I think it would be great to add a few more spoons of syntactic sugar for working with lists and other indexable objects. The idea is pretty simple to implement and doesn’t require major changes.
Currently, you might write:
myval = mylist[1] if len(mylist) > 1 else None
# or
try:
myval = mylist[1]
except IndexError:
myval = None
But wouldn’t it be cleaner and simpler to have:
myval = mylist.get(1)
A lot of people on Stack Overflow are asking about this functionality, and I agree it’s not an uncommon case. Maybe it’s time to take a second look at this idea? What do you think?
Are there many use cases after a list.get call that don’t require a subsequent test such as: if myval is None (or if myval =='Sentinel' if None is in the list)?
Case when some APIs return an empty list or a list with exactly one element, or if you need only the first element because the target structure doesn’t have a field for more than one:
A case with some libraries that return only batches when you need only the first element: For example, face detection algorithms might return a list of detected rectangles, but you might only care about the first one. (This is not the best example because, in the case of face detection, you might want to process 2+ detections separately; however, I can’t think of a better one at the moment.)
detected_faces = some_cv_lib.detect_faces('foo.jpg')
first_face = detected_faces[0] if detected_faces else None
Can’t provide enough examples because of 2 links limitation. There’s 5 links in the original discussion. And I can find few dozens more with google queries like ‘safe get method for list python’.
I’m a big fan of duck typing. I don’t use any type-checking tools and would never want to get into the kinds of messes that I see others create with them; but I sometimes annotate my interfaces as documentation, and use collections.abc typenames to do so. If I write something that conceptually expects an immutable mapping of integers to whatever, I’d like to be able to accept a list - or a tuple - transparently. That kind of thing is a big part of why I use Python. Having a .get method would help support my style of programming.
This seems like much more of a “mess” than using type checking and having guarantees about what you can and can’t pass, and what a function accepting something can and can’t do.
That said, you can just pass dict(enumerate(x)) to convert a list[T] to a Mapping[int, T].
It doesn’t happen very often to me, but it does happen consistently.

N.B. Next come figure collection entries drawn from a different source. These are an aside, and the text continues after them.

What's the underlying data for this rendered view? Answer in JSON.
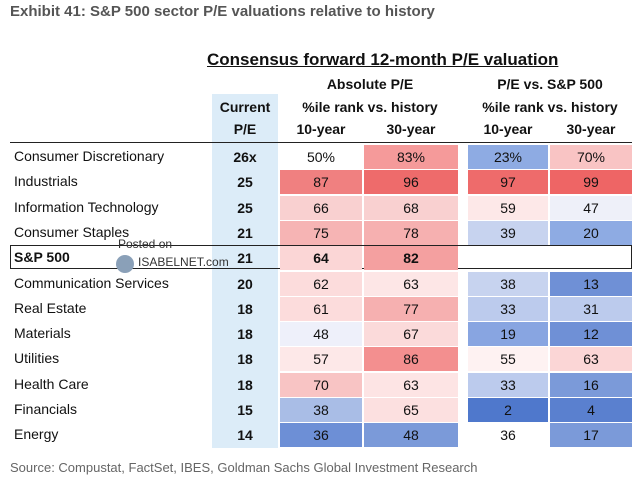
{
  "header": {
    "title": "Exhibit 41: S&P 500 sector P/E valuations relative to history",
    "table_title": "Consensus forward 12-month P/E valuation"
  },
  "table": {
    "group_headers": [
      "Absolute P/E",
      "P/E vs. S&P 500"
    ],
    "current_header": [
      "Current",
      "P/E"
    ],
    "sub_headers": [
      "%ile rank vs. history",
      "%ile rank vs. history"
    ],
    "columns": [
      "10-year",
      "30-year",
      "10-year",
      "30-year"
    ],
    "rows": [
      [
        "Consumer Discretionary",
        "26x",
        "50%",
        "83%",
        "23%",
        "70%"
      ],
      [
        "Industrials",
        "25",
        "87",
        "96",
        "97",
        "99"
      ],
      [
        "Information Technology",
        "25",
        "66",
        "68",
        "59",
        "47"
      ],
      [
        "Consumer Staples",
        "21",
        "75",
        "78",
        "39",
        "20"
      ],
      [
        "S&P 500",
        "21",
        "64",
        "82"
      ],
      [
        "Communication Services",
        "20",
        "62",
        "63",
        "38",
        "13"
      ],
      [
        "Real Estate",
        "18",
        "61",
        "77",
        "33",
        "31"
      ],
      [
        "Materials",
        "18",
        "48",
        "67",
        "19",
        "12"
      ],
      [
        "Utilities",
        "18",
        "57",
        "86",
        "55",
        "63"
      ],
      [
        "Health Care",
        "18",
        "70",
        "63",
        "33",
        "16"
      ],
      [
        "Financials",
        "15",
        "38",
        "65",
        "2",
        "4"
      ],
      [
        "Energy",
        "14",
        "36",
        "48",
        "36",
        "17"
      ]
    ]
  },
  "watermark": [
    "Posted on",
    "ISABELNET.com"
  ],
  "footer": {
    "source": "Source: Compustat, FactSet, IBES, Goldman Sachs Global Investment Research"
  }
}
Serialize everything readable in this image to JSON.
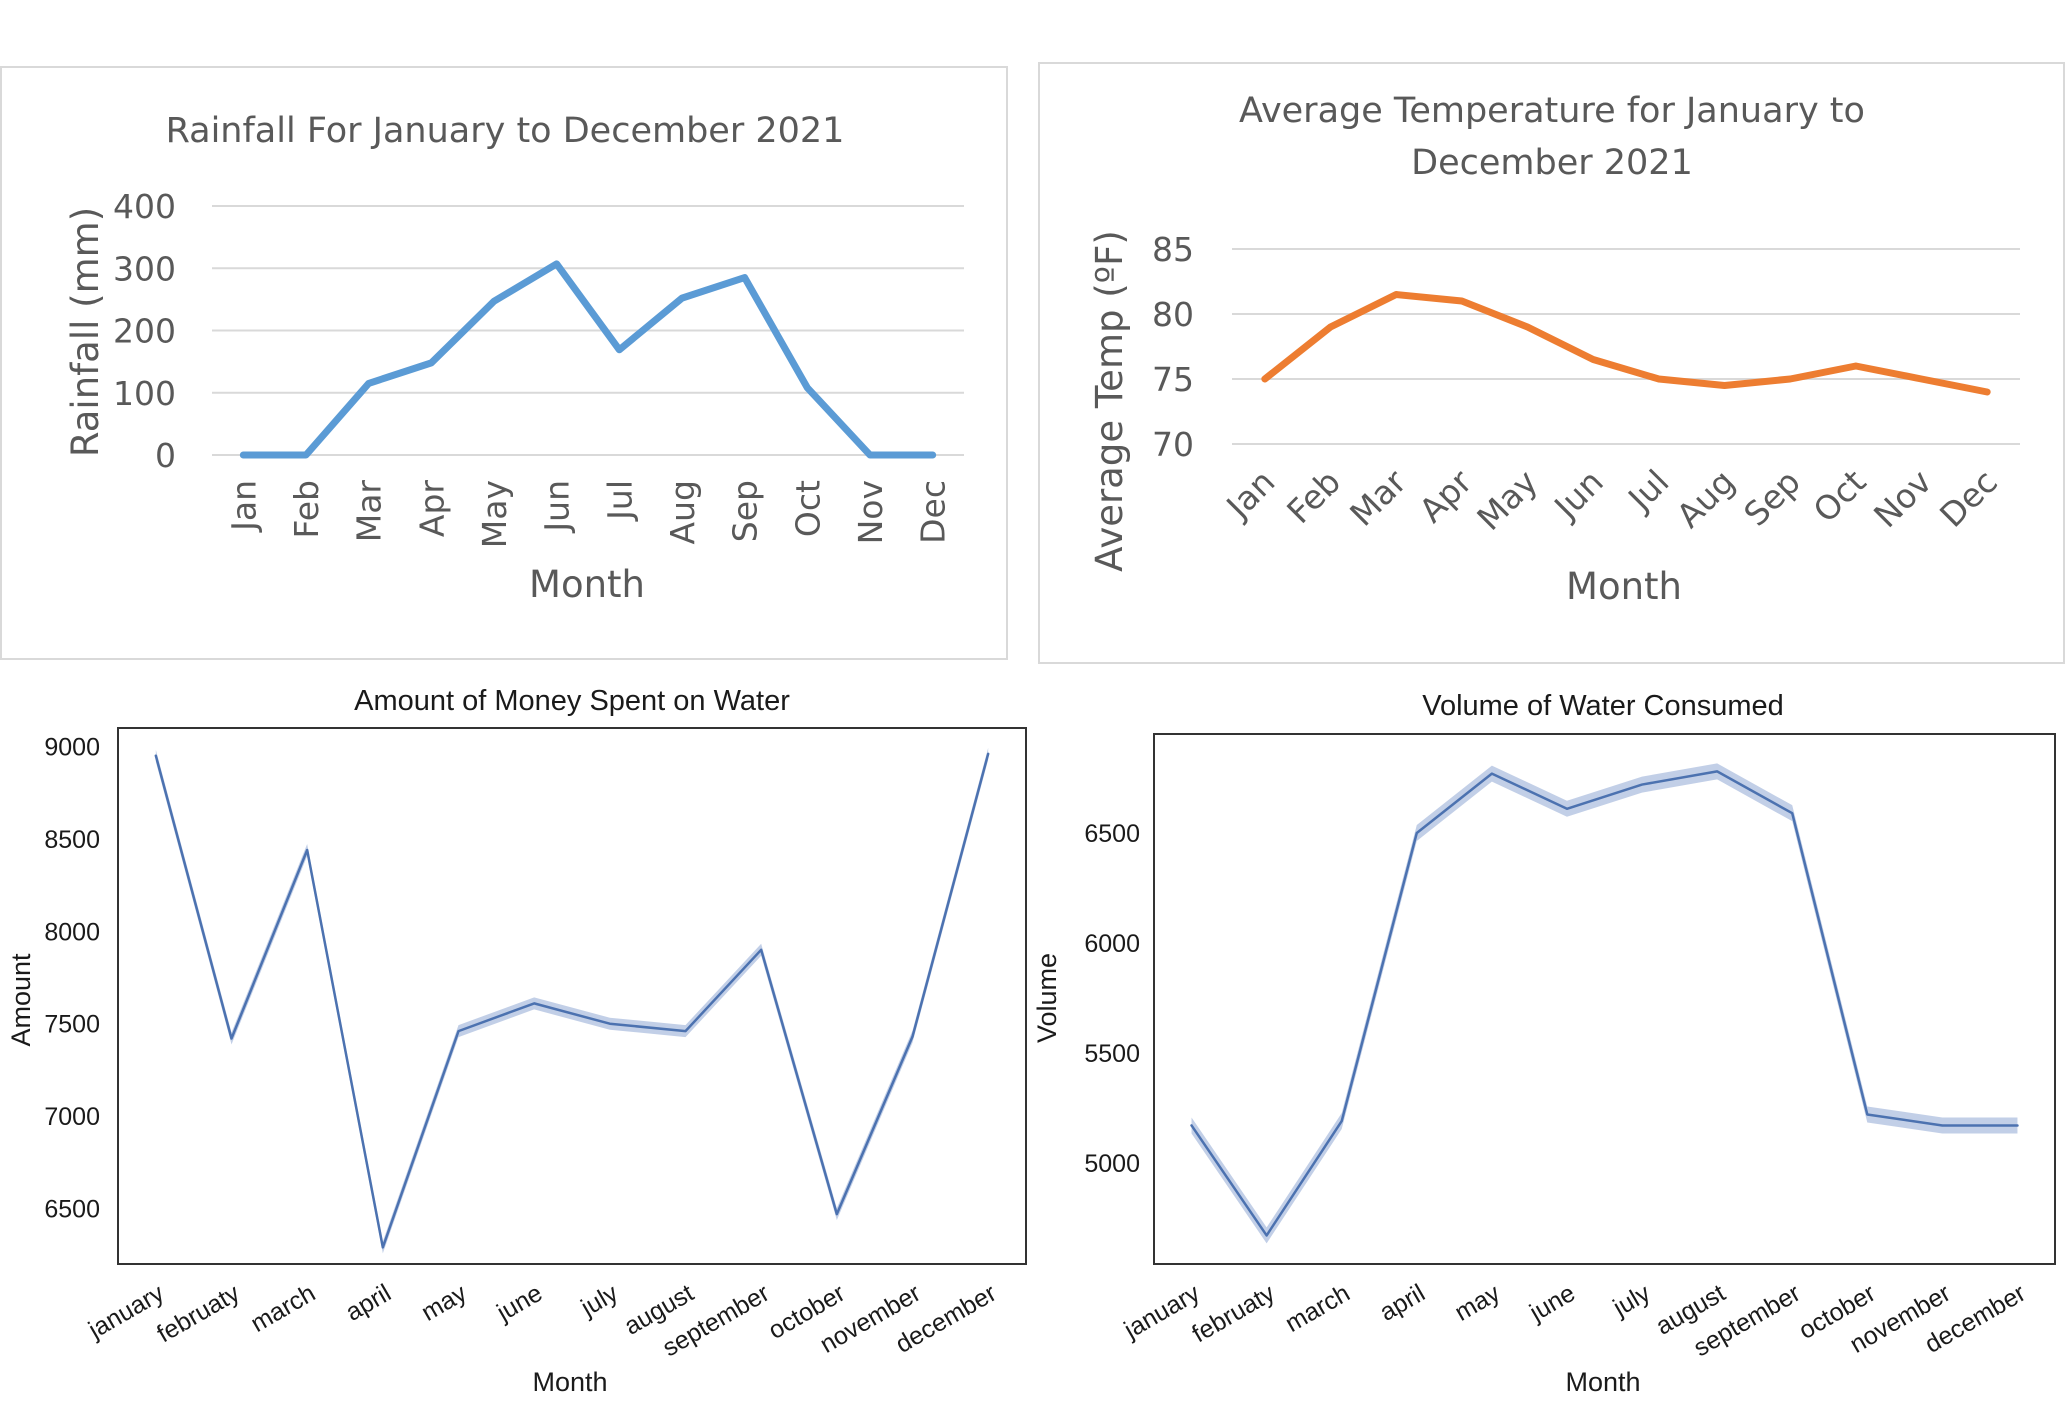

From time to time I am doing something and I find myself in a place where it is somewhat obvious that get of list would be the “one best way to do it”.
The last one (few minutes ago):
if args and args[-1] is VOID:
raise
# Alt
if args.get(-1, None) is VOID:
raise
Over the last year I have encountered around 4-5 such uncorrelated occurrences.
This is not very pleasant for inline usage:
if ([myval] = mylist[1:2] or [None])[0] is None:
...
I’ve written my own version […] but then struggled to find a good use for it. It seems like it ought to
be useful, but in practice I found that it was only covering up bugs in my code.
This is an extremely good test of an idea. If you write your own version, and then find that you don’t use it (because it’s not worth the effort to import it, or because what you need isn’t quite the same as the version you wrote, or for some other reason) then maybe the idea wasn’t as good in practice as you hoped it would be.
This can be a good test, but don’t think this is decisive factor for all cases (not even majority in my case).
I don’t use a lot of what I could implement in python due to couple of reasons:
a) Performance
b) I try to use constructs provided by standard library as much as possible. Otherwise, I have a lot of code that becomes obsolete once a good solution becomes available in standard library.
E.g. my above example:
if args and args[-1] is VOID:
raise
# Alt
if args.get(-1, None) is VOID:
raise
And there are a lot of python features that if were not implemented I would use next best method in standard library instead of implementing my own.
E.g. dict.get
Would I write my own function?
def dict_get(...):
...
a = dict_get(d, default)
Ow would I just?
a = d[k] if k in d else default
Does it mean, that dict.get is unnecessary method?